/ 14 October 1998

Parents request hypnotism for paedophile’s son

OWN CORRESPONDENT, Pretoria | Wednesday 10.00pm.

THE mothers of two girls who went missing 10 years ago have requested the son of the alleged murderer be subjected to narco-analysis, a form of deep hypnosis, to try to establish the truth of what happened.

Flippie van Rooyen, the son of paedophile Gert van Rooyen, is standing trial for perjury for several conflicting statements he made to police about the disappearance of five teenage girls kidnapped by his father and his father’s lover, Joey Haarhof, between 1988 and 1990.

Flippie Van Rooyen is serving a life sentence for the gruesome rape murder and dismemberment last year of a 16-year-old Zimbabwean girl.
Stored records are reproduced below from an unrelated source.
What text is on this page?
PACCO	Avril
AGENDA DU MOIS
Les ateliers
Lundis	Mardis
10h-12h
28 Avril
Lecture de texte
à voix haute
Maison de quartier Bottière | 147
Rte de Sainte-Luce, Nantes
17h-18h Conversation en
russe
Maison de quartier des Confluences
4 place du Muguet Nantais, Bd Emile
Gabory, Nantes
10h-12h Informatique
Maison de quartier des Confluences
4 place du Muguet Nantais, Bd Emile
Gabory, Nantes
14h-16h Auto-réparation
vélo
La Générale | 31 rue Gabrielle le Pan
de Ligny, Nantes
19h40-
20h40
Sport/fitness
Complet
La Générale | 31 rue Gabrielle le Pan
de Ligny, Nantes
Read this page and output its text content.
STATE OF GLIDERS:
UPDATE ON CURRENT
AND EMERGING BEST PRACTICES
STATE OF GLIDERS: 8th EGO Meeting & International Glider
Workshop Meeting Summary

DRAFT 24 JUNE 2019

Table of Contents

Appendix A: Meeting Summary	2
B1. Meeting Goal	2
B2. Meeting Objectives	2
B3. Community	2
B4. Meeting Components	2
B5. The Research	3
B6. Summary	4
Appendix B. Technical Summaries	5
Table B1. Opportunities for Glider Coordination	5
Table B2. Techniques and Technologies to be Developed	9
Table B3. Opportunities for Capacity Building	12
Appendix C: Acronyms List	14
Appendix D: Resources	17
Joan Horn, Odette Boucher, Yolande Wessels, Anne-Marie Wapenaar and Fiona Harvey were positively linked to Gert van Rooyen and Haarhoff. One girl managed to escape from captivity in Gert Van Rooyen’s house but the fate of the other girls remains a mystery. Haarhof and Gert van Rooyen committed suicide as police were about to arrest them in January 1990.

Odette Boucher’s mother, Linette, and Joan Horn’s mother, Ansie, appealed to Van Rooyen’s lawyer, Laurence Barit, to subject his client to narco-analysis, a form of deep hypnosis. “It is the only way the truth will come out,” Ansie Horn said. “If he does not do this something will be lost because the truth will not come out. I think [Flippie van Rooyen] is not telling the truth.”

Flippie van Rooyen has pleaded not guilty to statutory perjury charges.

He has claimed that the girls were killed during satanic rituals, that their bodies were burnt with acid he stole, and that they were taken to the Middle East.

His claims were dismissed and perjury charges were brought by the Attorney-General’s office earlier this year.

The case has been postponed to Friday when a new trial date will be set.